Great Britain rower Alan Sinclair does not see how the Olympics can proceed as planned.
Japan’s Prime Minister Shinzo Abe pledged the country will be able to host the Games in Tokyo at the end of July, despite the coronavirus pandemic, but the Inverness athlete disputes the likelihood of this happening.
Prospective Olympic athletes across the globe have expressed scepticism and opposition to the plan to press ahead with the 32nd Games, despite much of the world grappling with much greater issues than sport.
Most of competitive sport is also in total lockdown and travel restricted in a bid to combat the virus’ spread.
Lord Coe, the IAAF president, said yesterday it was too early to make a decision on cancelling the Games.
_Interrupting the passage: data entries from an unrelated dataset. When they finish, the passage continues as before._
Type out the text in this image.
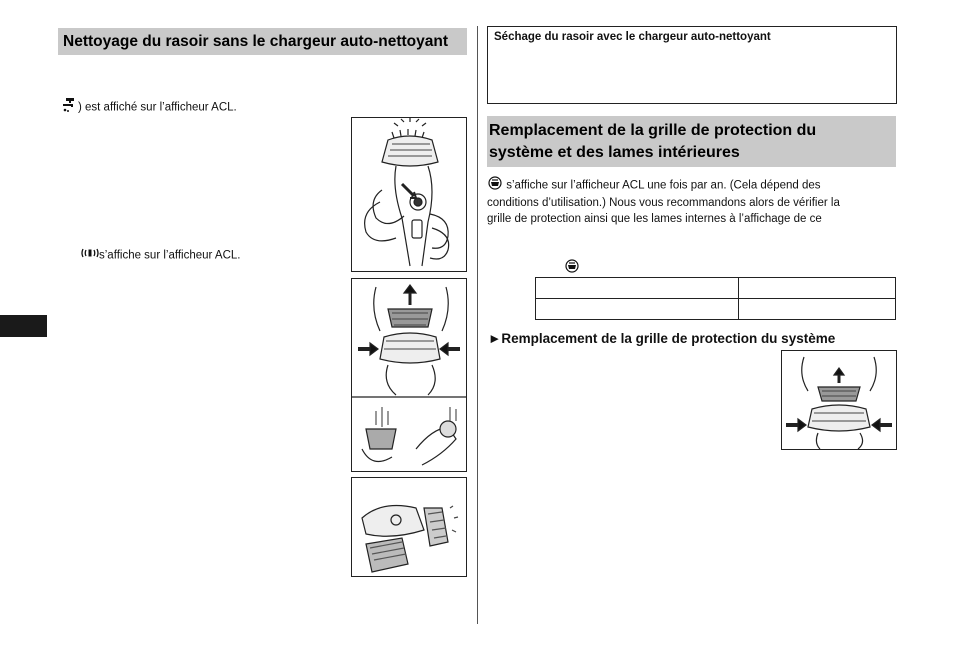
Nettoyage du rasoir sans le chargeur auto-nettoyant
) est affiché sur l’afficheur ACL.
s’affiche sur l’afficheur ACL.
Séchage du rasoir avec le chargeur auto-nettoyant
Remplacement de la grille de protection du
système et des lames intérieures
s’affiche sur l’afficheur ACL une fois par an. (Cela dépend des
conditions d’utilisation.) Nous vous recommandons alors de vérifier la
grille de protection ainsi que les lames internes à l’affichage de ce

►Remplacement de la grille de protection du système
That came after Matthew Pinsent, a predecessor of Sinclair’s in the GB rowing vest and four-time gold medallist, called for them to be halted.
Sinclair competed at the 2016 Olympics in Rio, coming fourth in the final of the men’s pair. He is a contender to make his second Games but insists there are far bigger issues.
He said: “Everyone is trying to be optimistic but it’s very hard not to think about some alteration to the original plan. You can’t help but feel the Olympics have to consider every nation.
“I’m interested to see what they’re going to do; ultimately it’s going to be more powerful people that decide that. But I can’t see how they’re going to do it at the same time.
“There’s more important things in life than a sporting event when you’re talking about people’s lives. There’s a weird vibe in the team just now and I’m sure everywhere else in the world is the same, as no-one knows what’s going to happen.”
Advice from British Rowing indicated all affiliated competitions would be cancelled until April 30, however their training base at Caversham would remain open with mitigating safety measures put in place.
Sinclair said: “The only places I go to day-to-day are home and Caversham. There’s still a risk there as you don’t know who has seen who outside of training but I know I’m not exposing myself to anything. At this point nothing has really changed dramatically and we’re getting updates on a daily basis.
“All the World Cups have been cancelled, so the first chance to race anyone outside Great Britain would be at the Olympics, which is pretty surreal. It might get to a point where we’re having to do training at home.”
British Rowing are also scheduled to host a final trials event this weekend, where three members of the squad are to be cut from the Olympic team by head coach Jurgen Grobler.